Making a will should be an essential for most people, find out how you can do it right, save money and protect your beneficiaries.
Why make a will?
It's not really a case of why you should make a will but of why you shouldn't fail to. If you die intestate (without a will) you run the risk of leaving behind a trail of stress, cost and even family feuds.
Yet research from independent financial advice website, Unbiased.co.uk found that 29.5 million adults in Britain don't have a will, and more worryingly, this includes one third of over 55s.
Once all of your liabilities have been accounted for, such as outstanding loans or overdrafts, your remaining assets will not automatically go to your current spouse if you are without a will.

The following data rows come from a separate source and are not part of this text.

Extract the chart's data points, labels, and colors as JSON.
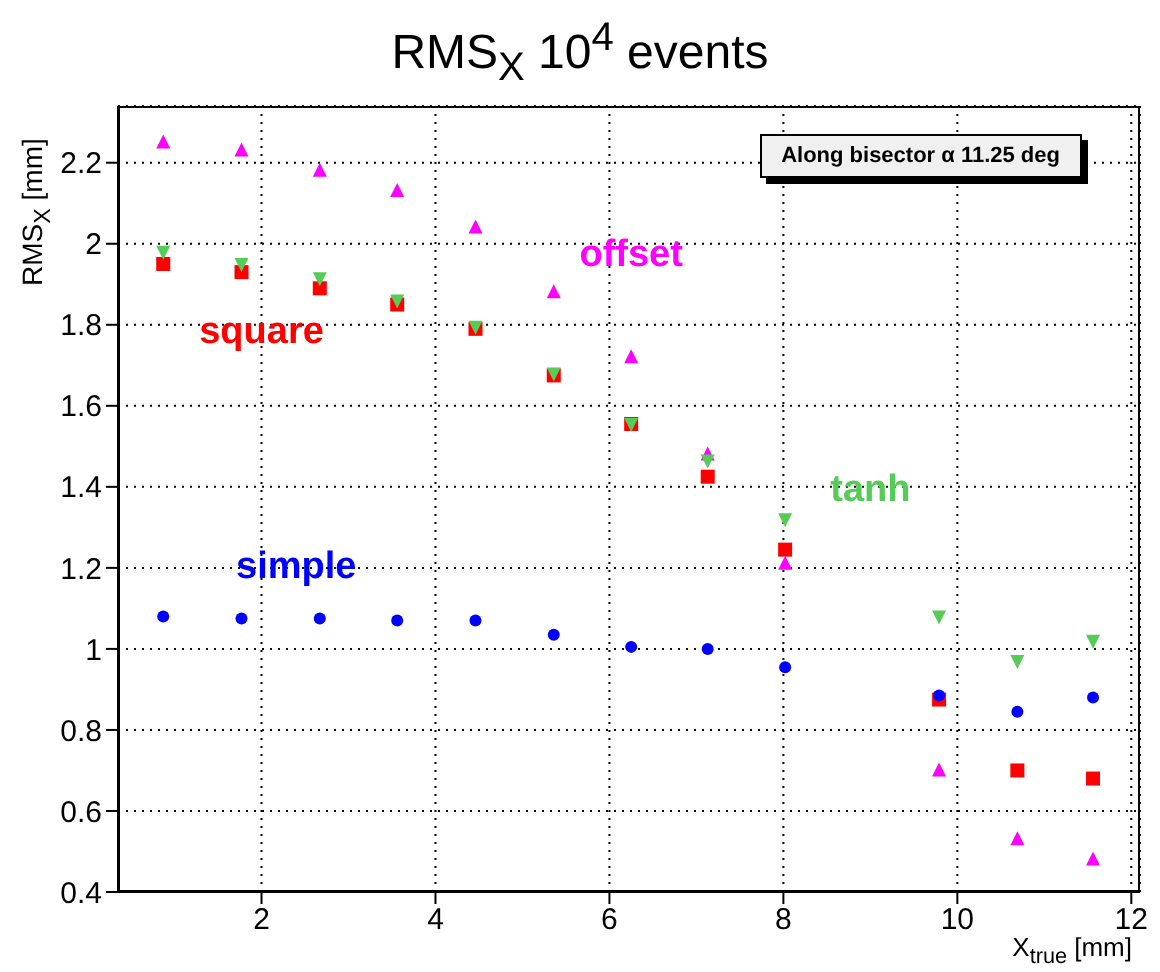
{
  "chart_data": {
    "type": "scatter",
    "title": "RMS$_{X}$ 10$^{4}$ events",
    "xlabel": "X$_{true}$ [mm]",
    "ylabel": "RMS$_{X}$ [mm]",
    "annotations": [
      "Along bisector α 11.25 deg"
    ],
    "x": [
      0.87,
      1.77,
      2.67,
      3.56,
      4.46,
      5.36,
      6.25,
      7.13,
      8.02,
      9.79,
      10.69,
      11.56
    ],
    "series": [
      {
        "name": "offset",
        "color": "#ff00ff",
        "marker": "triangle",
        "values": [
          2.25,
          2.23,
          2.18,
          2.13,
          2.04,
          1.88,
          1.72,
          1.48,
          1.21,
          0.7,
          0.53,
          0.48
        ]
      },
      {
        "name": "square",
        "color": "#ff0000",
        "marker": "square",
        "values": [
          1.95,
          1.93,
          1.89,
          1.85,
          1.79,
          1.675,
          1.555,
          1.425,
          1.245,
          0.875,
          0.7,
          0.68
        ]
      },
      {
        "name": "tanh",
        "color": "#55cc55",
        "marker": "triangle-down",
        "values": [
          1.98,
          1.95,
          1.915,
          1.86,
          1.795,
          1.68,
          1.555,
          1.465,
          1.32,
          1.08,
          0.97,
          1.02
        ]
      },
      {
        "name": "simple",
        "color": "#0000ff",
        "marker": "circle",
        "values": [
          1.08,
          1.075,
          1.075,
          1.07,
          1.07,
          1.035,
          1.005,
          1.0,
          0.955,
          0.885,
          0.845,
          0.88
        ]
      }
    ],
    "xlim": [
      0.35,
      12.1
    ],
    "xticks": [
      2,
      4,
      6,
      8,
      10,
      12
    ],
    "ylim": [
      0.4,
      2.34
    ],
    "yticks": [
      0.4,
      0.6,
      0.8,
      1,
      1.2,
      1.4,
      1.6,
      1.8,
      2,
      2.2
    ],
    "grid": true
  }
}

If you have no children, the law entitles your spouse to the first £200,000 of assets, and 50 per cent of the remainder - the rest could end up with your parents, brothers and sisters and other relatives.
The worst-case scenario is if you die single with no children. In this instance, and in the absence of any other surviving relatives, your entire estate and possessions are likely to be passed to the Crown.
Tax
Without a bit of forward planning, your beneficiaries (other than your spouse) will be stung for Inheritance Tax (IHT). The threshold at which this tax is payable is now £325,000 (for the tax year 2012-2013) and is set at a hefty 40 per cent.
You may think IHT only applies to the wealthy but now it is not unlikely that your property alone - especially if it's in London or the South East - falls into this category. An independent financial adviser (IFA) can show you how to minimise your IHT before you draw up your will.
You should also have a look at the Directgov website, to find out which gifts are exempt from IHT.
Making a will
It is widely recommended that you pay a solicitor to draw up a will on your behalf, especially if you think it might be complex. For a typical fee of around £200, this will ensure your will is watertight and legally valid.
It might even be that you qualify for Legal Aid on financial grounds or because you are over 70 years old.
However, there is also the DIY option. You can buy a template of a will in a stationers and simply fill it in yourself. You can find out more about this on the Citizens Advice website.
However, to ensure it is valid, you will need two independent witnesses - or just one if you live in Scotland - who will have to sign at the same time. A witness cannot be a beneficiary of the will, or be married to someone mentioned in the will.
You will also need to specify your choice of executor. This is the person who will deal with dividing up your estate and possessions when you die.
If you do not designate an executor, the state will appoint a solicitor to do this for you - and for a fee. By contrast, an executor can, and usually is, a beneficiary of your will. It is preferable to have more than one executor in the event of one of them dying before you.
You will then need to give precise details about all beneficiaries and what you are leaving to them. You should include their full name and their relationship to you as well as being very specific about any possessions you are leaving them. The clearer you are now the less likely it is that problems will arise in the future.
Altering your will
Whenever you make your will, it is always possible that a number of factors in your life will change. If this means you need to amend your will, it is important that you don't waste time in doing so.
For example, if you were single when you drew up your will, it may become invalid if you get married. On then other hand, divorce or separation does not make a will invalid so you might well want to make changes.
If they are significant alterations, you will need to make a new will which will revoke any other wills you have made.
If you just want to make minor alterations, you can add supplementary changes known as codicils - although these should be added separately and never made on the original document. Again, any alterations must be properly witnessed although the witnesses do not have to be the same as on the original will.